Jombang (beritajatim.com) – Asap hitam mengepul di langit sore Jombang, Sabtu (29/3/2025). Ban bekas yang dibakar di tengah jalan menjadi simbol perlawanan, sementara suara orasi menggema di sepanjang Jalan KH Wahid Hasyim.
Ratusan anak muda yang tergabung dalam Aliansi Jombang Menggugat berkumpul di depan Gedung DPRD Jombang, menyuarakan satu tuntutan tegas: cabut revisi Undang-Undang Tentara Nasional Indonesia (UU TNI) yang baru saja disahkan pada 20 Maret 2025.

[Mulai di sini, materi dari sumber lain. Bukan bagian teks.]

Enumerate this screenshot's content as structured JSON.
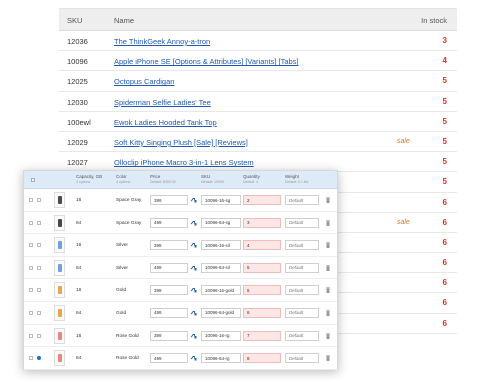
{
  "products": {
    "headers": {
      "sku": "SKU",
      "name": "Name",
      "stock": "In stock"
    },
    "rows": [
      {
        "sku": "12036",
        "name": "The ThinkGeek Annoy-a-tron",
        "sale": "",
        "stock": "3"
      },
      {
        "sku": "10096",
        "name": "Apple iPhone SE [Options & Attributes] [Variants] [Tabs]",
        "sale": "",
        "stock": "4"
      },
      {
        "sku": "12025",
        "name": "Octopus Cardigan",
        "sale": "",
        "stock": "5"
      },
      {
        "sku": "12030",
        "name": "Spiderman Selfie Ladies' Tee",
        "sale": "",
        "stock": "5"
      },
      {
        "sku": "100ewl",
        "name": "Ewok Ladies Hooded Tank Top",
        "sale": "",
        "stock": "5"
      },
      {
        "sku": "12029",
        "name": "Soft Kitty Singing Plush [Sale] [Reviews]",
        "sale": "sale",
        "stock": "5"
      },
      {
        "sku": "12027",
        "name": "Olloclip iPhone Macro 3-in-1 Lens System",
        "sale": "",
        "stock": "5"
      },
      {
        "sku": "",
        "name": "",
        "sale": "",
        "stock": "5"
      },
      {
        "sku": "",
        "name": "",
        "sale": "",
        "stock": "6"
      },
      {
        "sku": "",
        "name": "",
        "sale": "sale",
        "stock": "6"
      },
      {
        "sku": "",
        "name": "",
        "sale": "",
        "stock": "6"
      },
      {
        "sku": "",
        "name": "",
        "sale": "",
        "stock": "6"
      },
      {
        "sku": "",
        "name": "",
        "sale": "",
        "stock": "6"
      },
      {
        "sku": "",
        "name": "",
        "sale": "",
        "stock": "6"
      },
      {
        "sku": "",
        "name": "",
        "sale": "",
        "stock": "6"
      }
    ]
  },
  "variants": {
    "headers": {
      "capacity": "Capacity, GB",
      "capacity_sub": "4 options",
      "color": "Color",
      "color_sub": "4 options",
      "price": "Price",
      "price_sub": "Default: $499.00",
      "sku": "SKU",
      "sku_sub": "Default: 10096",
      "quantity": "Quantity",
      "quantity_sub": "Default: 4",
      "weight": "Weight",
      "weight_sub": "Default: 0.1 lbs"
    },
    "weight_placeholder": "Default",
    "rows": [
      {
        "capacity": "16",
        "color": "Space Gray",
        "price": "399",
        "sku": "10096-16-sg",
        "qty": "2",
        "thumb_color": "#4a4a4a"
      },
      {
        "capacity": "64",
        "color": "Space Gray",
        "price": "499",
        "sku": "10096-64-sg",
        "qty": "3",
        "thumb_color": "#4a4a4a"
      },
      {
        "capacity": "16",
        "color": "Silver",
        "price": "399",
        "sku": "10096-16-sil",
        "qty": "4",
        "thumb_color": "#6fa0e0"
      },
      {
        "capacity": "64",
        "color": "Silver",
        "price": "499",
        "sku": "10096-64-sil",
        "qty": "5",
        "thumb_color": "#6fa0e0"
      },
      {
        "capacity": "16",
        "color": "Gold",
        "price": "399",
        "sku": "10096-16-gold",
        "qty": "6",
        "thumb_color": "#e8a64a"
      },
      {
        "capacity": "64",
        "color": "Gold",
        "price": "499",
        "sku": "10096-64-gold",
        "qty": "6",
        "thumb_color": "#e8a64a"
      },
      {
        "capacity": "16",
        "color": "Rose Gold",
        "price": "399",
        "sku": "10096-16-rg",
        "qty": "7",
        "thumb_color": "#e88a7a"
      },
      {
        "capacity": "64",
        "color": "Rose Gold",
        "price": "499",
        "sku": "10096-64-rg",
        "qty": "8",
        "thumb_color": "#e88a7a"
      }
    ]
  }
}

Sejak pukul 16.00 WIB, gelombang massa terus berdatangan. Mereka mengenakan pakaian serba hitam, dilengkapi pita kuning yang melilit di lengan sebagai simbol perlawanan. Spanduk-spanduk bernada keras terangkat tinggi, berisi protes terhadap aturan yang dianggap membahayakan demokrasi dan memberi kewenangan berlebih kepada militer.
Hujan yang turun tak menyurutkan semangat mereka. Dengan langkah tegap, massa berarak dari Kantor Persatuan Wartawan Indonesia (PWI) Jombang menuju Gedung DPRD, meneriakkan tuntutan mereka dengan lantang.
“Kami menolak revisi UU TNI yang membuka celah bagi militer untuk kembali ke ranah sipil! Ini ancaman bagi demokrasi!” seru seorang orator dari atas mobil komando, suaranya bergetar oleh amarah dan semangat perjuangan.
Aksi yang berlangsung tegang ini mendapat pengawalan ketat dari aparat kepolisian. Barisan petugas berseragam berjaga di depan gedung dewan, lengkap dengan mobil water cannon yang siap menghalau massa jika situasi memanas.
Namun, demonstrasi tetap berjalan damai. Perwakilan DPRD Jombang akhirnya keluar menemui massa, meski tanggapan mereka dinilai masih normatif. Koordinator aksi, Muhammad Hidayatulluh, menegaskan bahwa ada tujuh poin tuntutan utama yang mereka bawa dalam demonstrasi ini.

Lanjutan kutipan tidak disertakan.